Release the dragon! (too much GoT), Let’s begin. My goal here is to wrap what I have learned the last five years developing with WordPress and share it with you. I will try to write a full sub-topic for every article, so, people can just drop by and learn something they are looking for, instead of doing the whole WordPress course, and make every article as short as possible, a «Five minutes» learning goal.
Ok! let’s talk about,
What is WordPress?
When programming in WordPress and following the clients’ guidelines and requirements, I have realized that we can describe WordPress as a tool for publishers, and not just bloggers, any internet publisher; a person, a company, an institution, a news paper, the government, etc. It is a bunch of PHP, CSS, JavaScript, language, text, etc., files created to accomplish one goal, manage and publish content. Therefore, you can find people around talking about «Content Management System (CMS)» when they talk about WordPress, and they are right.

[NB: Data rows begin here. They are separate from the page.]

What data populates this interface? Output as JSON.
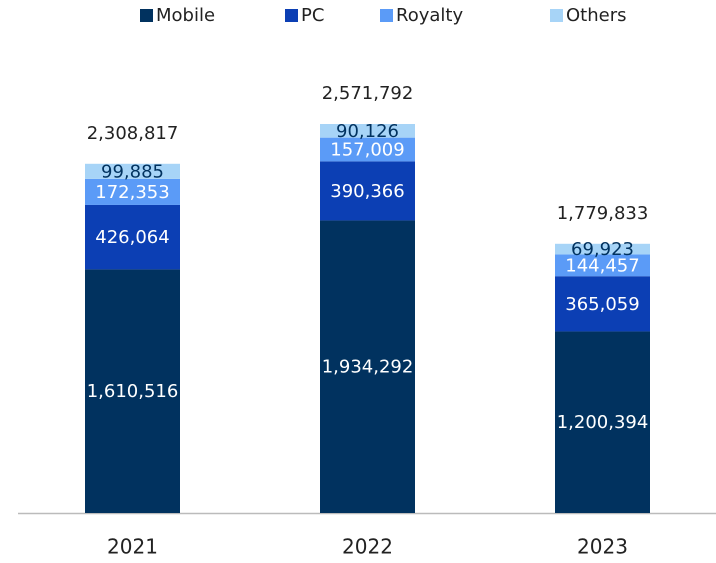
{
  "chart_data": {
    "type": "stacked_bar",
    "categories": [
      "2021",
      "2022",
      "2023"
    ],
    "series": [
      {
        "name": "Mobile",
        "color": "#01325f",
        "values": [
          1610516,
          1934292,
          1200394
        ],
        "value_labels": [
          "1,610,516",
          "1,934,292",
          "1,200,394"
        ]
      },
      {
        "name": "PC",
        "color": "#0c3fb4",
        "values": [
          426064,
          390366,
          365059
        ],
        "value_labels": [
          "426,064",
          "390,366",
          "365,059"
        ]
      },
      {
        "name": "Royalty",
        "color": "#5b9bf7",
        "values": [
          172353,
          157009,
          144457
        ],
        "value_labels": [
          "172,353",
          "157,009",
          "144,457"
        ]
      },
      {
        "name": "Others",
        "color": "#a7d4f7",
        "values": [
          99885,
          90126,
          69923
        ],
        "value_labels": [
          "99,885",
          "90,126",
          "69,923"
        ]
      }
    ],
    "totals": [
      2308817,
      2571792,
      1779833
    ],
    "total_labels": [
      "2,308,817",
      "2,571,792",
      "1,779,833"
    ]
  }
}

So, WordPress is more than a bloggers solution to write and publish their content; As a CMS, it has involved in a full web framework to create, store, publish, describe, organize, and display a wide variety of digital content. You can develop your business site, sell your goods, get client’s feedback, track your site statistics, etc., with WordPress.
How WordPress does this? Because it has a large environment of developers, designers, and publishers creating «Plugins»; functionality extensions, today WordPress has nearly 52.000 plugins created and published, «Widgets»; A small portions of stylized content, normally used on sidebars, «Themes»; considered the primary look and feel of a WordPress site and Content for differents purposes every day. As evidence to this, WordPress now claims to be powering the 28% of the Internet.